Dort fragte man mich ob ich Schmerzen habe und ich sagte, dass ich einen starken Druck im Bauch spüre und mir nicht sicher war, ob ich meine Beine bewegen könne. Daraufhin wurde ich sofort zum Ganzkörper-CT gebracht. Dann ging alles relativ schnell... oder auch nicht!? Um ehrlich zu sein, ich weiß es nicht.

Ich kam mir vor, als wäre mein Kopf von einem dichten Nebel eingehüllt, der meine Sinne nicht gerade schärfte. Sie stellten fest, dass meine Milz eingerissen war und brachten mich daraufhin sofort in den OP. Dann wurde erst einmal alles schwarz.

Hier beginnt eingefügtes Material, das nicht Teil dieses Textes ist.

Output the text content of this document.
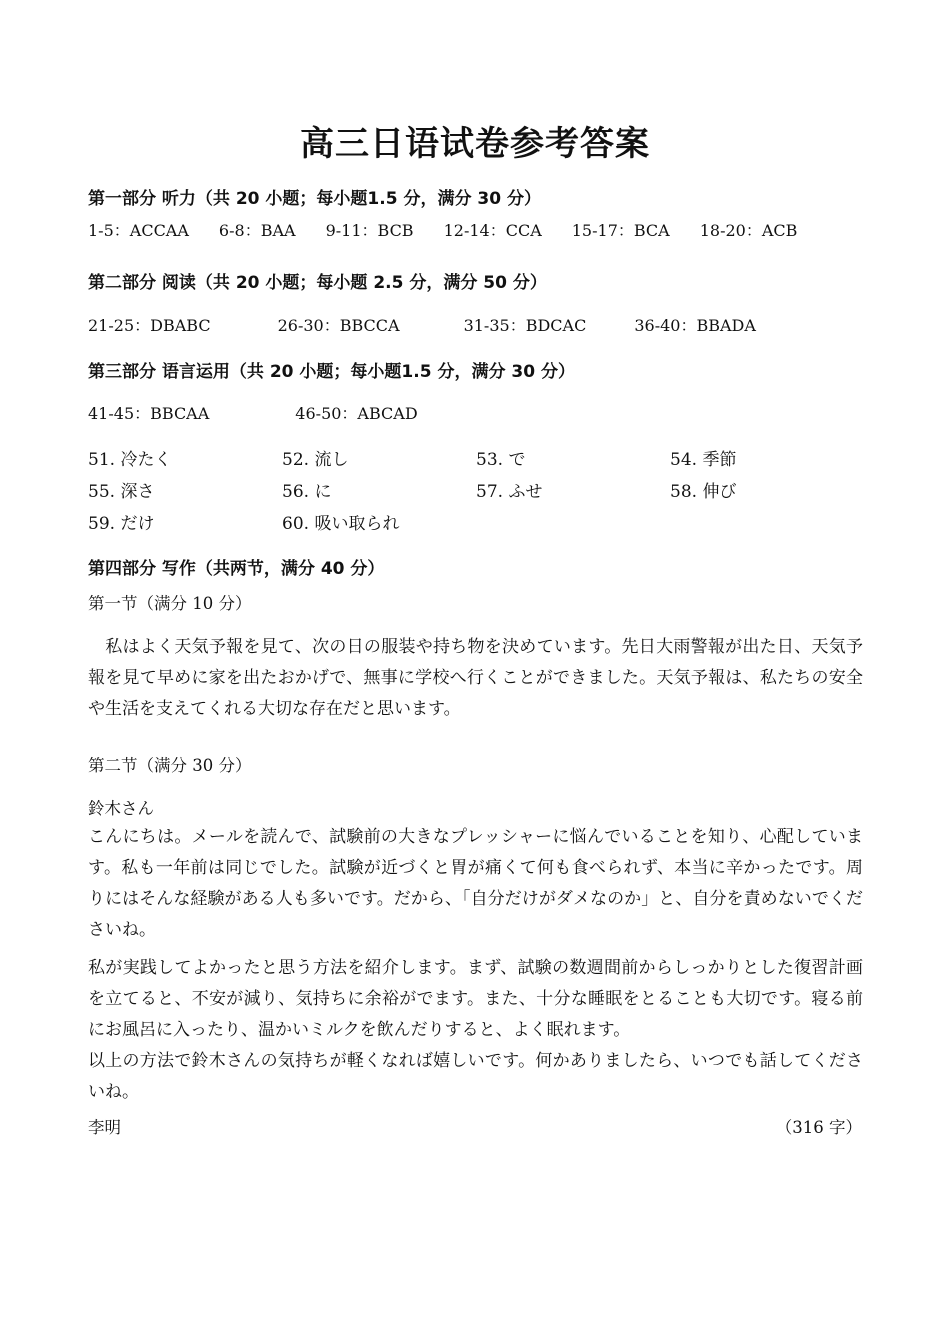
高三日语试卷参考答案
第一部分 听力（共 20 小题；每小题1.5 分，满分 30 分）
1-5：ACCAA 6-8：BAA 9-11：BCB 12-14：CCA 15-17：BCA 18-20：ACB
第二部分 阅读（共 20 小题；每小题 2.5 分，满分 50 分）
21-25：DBABC	26-30：BBCCA	31-35：BDCAC	36-40：BBADA
第三部分 语言运用（共 20 小题；每小题1.5 分，满分 30 分）
41-45：BBCAA	46-50：ABCAD
51. 冷たく	52. 流し	53. で	54. 季節
55. 深さ	56. に	57. ふせ	58. 伸び
59. だけ	60. 吸い取られ
第四部分 写作（共两节，满分 40 分）
第一节（满分 10 分）
　私はよく天気予報を見て、次の日の服装や持ち物を決めています。先日大雨警報が出た日、天気予報を見て早めに家を出たおかげで、無事に学校へ行くことができました。天気予報は、私たちの安全や生活を支えてくれる大切な存在だと思います。
第二节（满分 30 分）
鈴木さん
こんにちは。メールを読んで、試験前の大きなプレッシャーに悩んでいることを知り、心配しています。私も一年前は同じでした。試験が近づくと胃が痛くて何も食べられず、本当に辛かったです。周りにはそんな経験がある人も多いです。だから、「自分だけがダメなのか」と、自分を責めないでくださいね。
私が実践してよかったと思う方法を紹介します。まず、試験の数週間前からしっかりとした復習計画を立てると、不安が減り、気持ちに余裕がでます。また、十分な睡眠をとることも大切です。寝る前にお風呂に入ったり、温かいミルクを飲んだりすると、よく眠れます。
以上の方法で鈴木さんの気持ちが軽くなれば嬉しいです。何かありましたら、いつでも話してくださいね。
李明	（316 字）
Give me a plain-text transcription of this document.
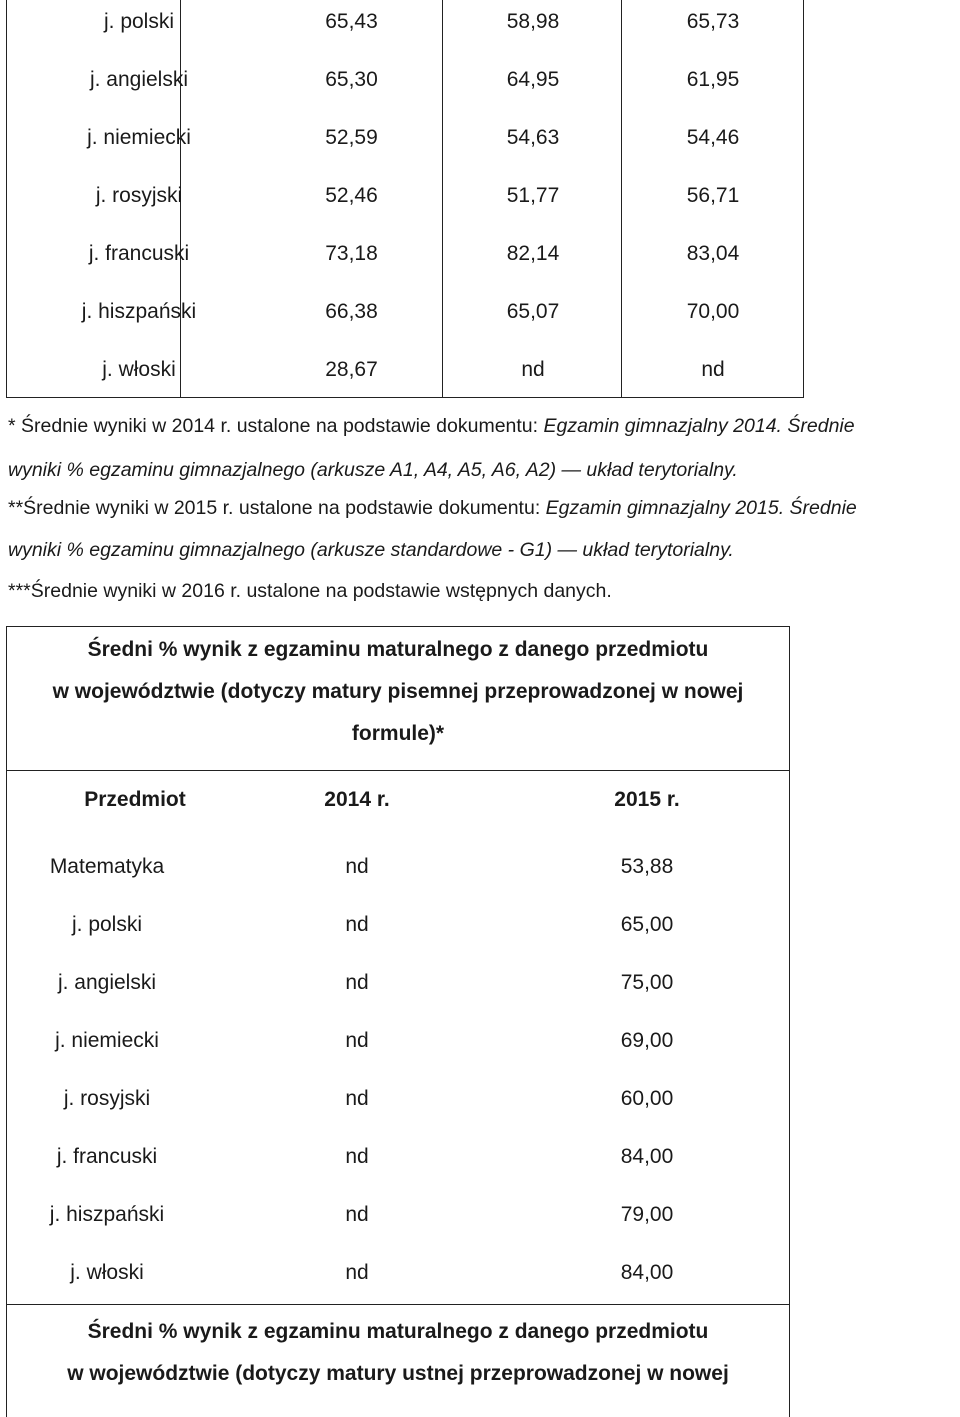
j. polski	65,43	58,98	65,73
j. angielski	65,30	64,95	61,95
j. niemiecki	52,59	54,63	54,46
j. rosyjski	52,46	51,77	56,71
j. francuski	73,18	82,14	83,04
j. hiszpański	66,38	65,07	70,00
j. włoski	28,67	nd	nd
* Średnie wyniki w 2014 r. ustalone na podstawie dokumentu: Egzamin gimnazjalny 2014. Średnie
wyniki % egzaminu gimnazjalnego (arkusze A1, A4, A5, A6, A2) — układ terytorialny.
**Średnie wyniki w 2015 r. ustalone na podstawie dokumentu: Egzamin gimnazjalny 2015. Średnie
wyniki % egzaminu gimnazjalnego (arkusze standardowe - G1) — układ terytorialny.
***Średnie wyniki w 2016 r. ustalone na podstawie wstępnych danych.
Średni % wynik z egzaminu maturalnego z danego przedmiotu
w województwie (dotyczy matury pisemnej przeprowadzonej w nowej
formule)*
Przedmiot	2014 r.	2015 r.
Matematyka	nd	53,88
j. polski	nd	65,00
j. angielski	nd	75,00
j. niemiecki	nd	69,00
j. rosyjski	nd	60,00
j. francuski	nd	84,00
j. hiszpański	nd	79,00
j. włoski	nd	84,00
Średni % wynik z egzaminu maturalnego z danego przedmiotu
w województwie (dotyczy matury ustnej przeprowadzonej w nowej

Als ich wieder aufwachte, fühlte ich mich immer noch ein wenig benebelt, aber wenigstens schmerzte mein Bauch nicht mehr so wie vorher. Dafür konnte ich mich aber nicht mehr bewegen. Verdammt! Ich konnte mich nicht mehr bewegen! Ich bekam Panik und versuchte vergeblich meine Beine über die Kante des Bettes, in dem ich lag und das in einem spärlich möblierten Zimmer stand, zu schwingen. Es funktionierte kein bisschen. Ich fing an zu schwitzen und mein Atem ging schnell und flach. Das durfte nicht wahr sein! Das konnte nicht wahr sein! Das war nicht wahr! Um mich wieder ein wenig zu beruhigen, sah ich mich in dem Zimmer um, in dem ich gelandet war.